«Yo soy yo y mi circunstancia, y si no la salvo a ella no me salvo yo» Ortega y Gasset.
Existen ciertos datos que, al ser tan amplios y descomunales, resultan ininteligibles y hasta absurdos. Pasa, por ejemplo, con las toneladas: ¿qué diferencia existe entre 500 y 523 toneladas? Según los expertos en pesos pesados, la diferencia en muchísima: «¡23 toneladas!». Como uno no se imagina cargando 23 –o mucho menos 523– toneladas, uno se pierde entre toda esa masa. Uno sigue siendo la medida de todas las cosas.
Con el tema tan sonado del calentamiento global pasa algo similar. Si me da la calentura, pues sé muy bien qué hacer: voy con el doctor o me lanzo a un antro. Pero si a la Tierra le da por calentarse, pues estamos en un problemón inimaginable. ¿Cómo le hago para que se enfríe? ¿Qué pildorota le receto? Y no es que sea por altruismo inocente, es decir, no es que quiera salvar al mundo con mis pequeñas acciones, no, el tema es cómo me salvo yo en un mundo cada día más voluble, abrumado, agotado. Si mi yo tiene que estar por encima de mi circunstancia, ¿cómo salvo al yo de esta circunstancia tan jariosa y desordenada?
Te presentamos las cinco normas del ciudadano sustentable:
Sin duda, reciclar es el consejo más popular, el consejo que se ha sabido vender mejor. Sin embargo, casi todos lo entienden como desechar de forma organizada: tirar lo orgánico aquí, lo inorgánico acá y llevar las baterías al depósito no sé cuál. Sugerimos ser un poco más imaginativos: reciclar no sólo significa ordenar la basura, sino también reutilizarla: reparar las cosas que ya no funcionan, utilizar algo para otros fines, rescatar lo abandonado, etcétera. Implanta, por ejemplo, la composta casera, recupera los vestidos de la abuela, ponle unos parches simpáticos a tus pantalones; en suma, dignifica tus vejestorios.
Lo sabemos, se contrapone con «recicla», pero es que hay tantas cosas que nada más no se pueden reciclar. Desecha las playeras que tienes guardadas para cuando laves el auto, los calcetines que usas con los pantalones esos rojos que tienes, los pantalones esos rojos que tienes, los periódicos con notas «interesantes», los amigos desconocidos de Facebook, la cámara de rollo que piensas vender y los apuntes «súper útiles» que tomaste en la maestría. Lectura recomendada: un cuento de Monterroso llamado Cómo me deshice de quinientos libros.

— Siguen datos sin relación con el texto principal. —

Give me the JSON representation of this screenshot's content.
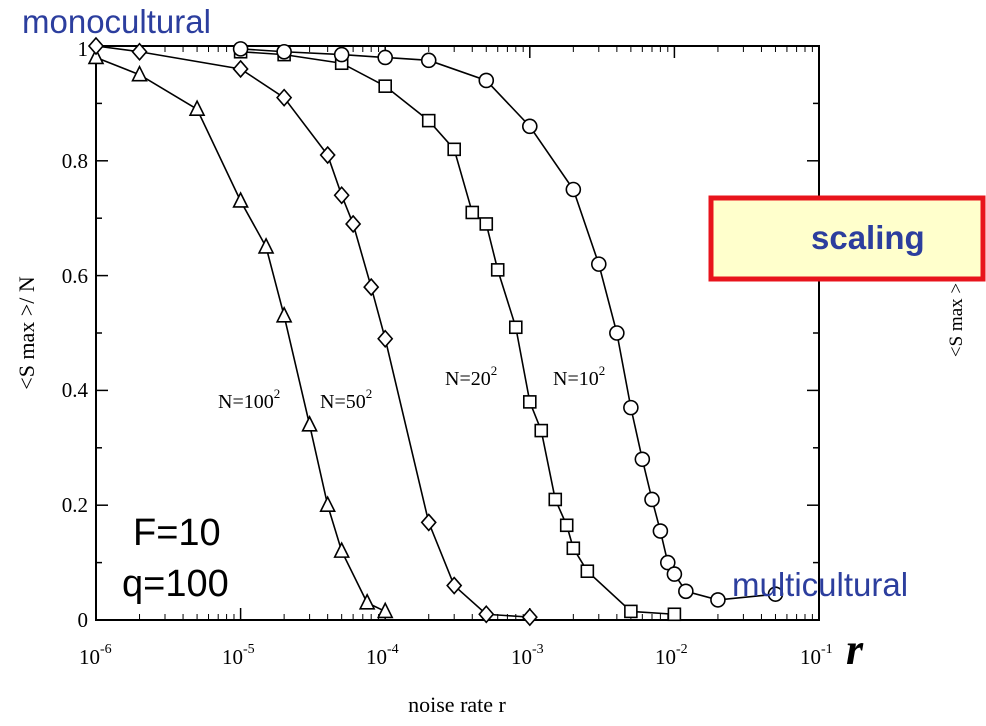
{
  "slide": {
    "label_top": "monocultural",
    "label_bottom": "multicultural",
    "params_line1": "F=10",
    "params_line2": "q=100",
    "r_symbol": "r",
    "scaling_box": "scaling",
    "scaling_box_fill": "#ffffcc",
    "scaling_box_border": "#e8141c",
    "scaling_box_text_color": "#2c3e9e",
    "slide_text_color": "#2c3e9e",
    "cropped_ylabel_fragment": "<S max >"
  },
  "chart_data": {
    "type": "line",
    "xscale": "log",
    "xlim": [
      1e-06,
      0.1
    ],
    "ylim": [
      0,
      1
    ],
    "xlabel": "noise rate r",
    "ylabel": "<S max >/ N",
    "xticks": [
      {
        "base": "10",
        "exp": "-6"
      },
      {
        "base": "10",
        "exp": "-5"
      },
      {
        "base": "10",
        "exp": "-4"
      },
      {
        "base": "10",
        "exp": "-3"
      },
      {
        "base": "10",
        "exp": "-2"
      },
      {
        "base": "10",
        "exp": "-1"
      }
    ],
    "yticks": [
      "0",
      "0.2",
      "0.4",
      "0.6",
      "0.8",
      "1"
    ],
    "legend": "none",
    "grid": false,
    "series": [
      {
        "name": "N=100²",
        "label_base": "N=100",
        "label_exp": "2",
        "marker": "triangle",
        "x": [
          1e-06,
          2e-06,
          5e-06,
          1e-05,
          1.5e-05,
          2e-05,
          3e-05,
          4e-05,
          5e-05,
          7.5e-05,
          0.0001
        ],
        "y": [
          0.98,
          0.95,
          0.89,
          0.73,
          0.65,
          0.53,
          0.34,
          0.2,
          0.12,
          0.03,
          0.015
        ]
      },
      {
        "name": "N=50²",
        "label_base": "N=50",
        "label_exp": "2",
        "marker": "diamond",
        "x": [
          1e-06,
          2e-06,
          1e-05,
          2e-05,
          4e-05,
          5e-05,
          6e-05,
          8e-05,
          0.0001,
          0.0002,
          0.0003,
          0.0005,
          0.001
        ],
        "y": [
          1.0,
          0.99,
          0.96,
          0.91,
          0.81,
          0.74,
          0.69,
          0.58,
          0.49,
          0.17,
          0.06,
          0.01,
          0.005
        ]
      },
      {
        "name": "N=20²",
        "label_base": "N=20",
        "label_exp": "2",
        "marker": "square",
        "x": [
          1e-05,
          2e-05,
          5e-05,
          0.0001,
          0.0002,
          0.0003,
          0.0004,
          0.0005,
          0.0006,
          0.0008,
          0.001,
          0.0012,
          0.0015,
          0.0018,
          0.002,
          0.0025,
          0.005,
          0.01
        ],
        "y": [
          0.99,
          0.985,
          0.97,
          0.93,
          0.87,
          0.82,
          0.71,
          0.69,
          0.61,
          0.51,
          0.38,
          0.33,
          0.21,
          0.165,
          0.125,
          0.085,
          0.015,
          0.01
        ]
      },
      {
        "name": "N=10²",
        "label_base": "N=10",
        "label_exp": "2",
        "marker": "circle",
        "x": [
          1e-05,
          2e-05,
          5e-05,
          0.0001,
          0.0002,
          0.0005,
          0.001,
          0.002,
          0.003,
          0.004,
          0.005,
          0.006,
          0.007,
          0.008,
          0.009,
          0.01,
          0.012,
          0.02,
          0.05
        ],
        "y": [
          0.995,
          0.99,
          0.985,
          0.98,
          0.975,
          0.94,
          0.86,
          0.75,
          0.62,
          0.5,
          0.37,
          0.28,
          0.21,
          0.155,
          0.1,
          0.08,
          0.05,
          0.035,
          0.045
        ]
      }
    ]
  }
}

Sí, el mundo tiende al desorden, pero hay ciertas cosas que uno puede hacer para controlar el caos. Dedícale 30 minutos al día para organizar algo, lo que sea: el librero, los calcetines, el escritorio, la cartera. Llega 30 minutos tarde a las fiestas y a las reuniones familiares; te conviene.
Si el destino queda a menos de tres kilómetros, vete caminando; si llevas dos días sin utilizar el estéreo, desconéctalo; si tu celular ya se excedió de sus 50 llamadas diarias, apágalo; si la moda es la comida autóctona, cocina con ingredientes locales; si no sabes qué es eso de las aplicaciones para el iPhone, regresa al clásico Nokia; si sucedió un milagro y el gobierno hizo caminables las banquetas, olvídate de la caminadora; si engordaste un poco, descarta el cinturón. Crea tu propio reglamento y, sobre todo, síguelo y respétalo.
Si seguiste ya los cuatro consejos pasados, quizá te interese el ascetismo. El procedimiento es el siguiente: primero, acéptate como neófito. Después, conviértete en galán o en padre de familia –no importa qué elijas– y dedícale unos años a la riqueza económica y social. Cuando estés en la cúspide, cuando seas político o director de una empresa importante, déjalo todo: olvídate de la mujer, de la familia, del llamado «patrimonio», olvídate de tus pretensiones, de tus deseos y de tus vanidades. Deja todo y trata de ser neófito otra vez.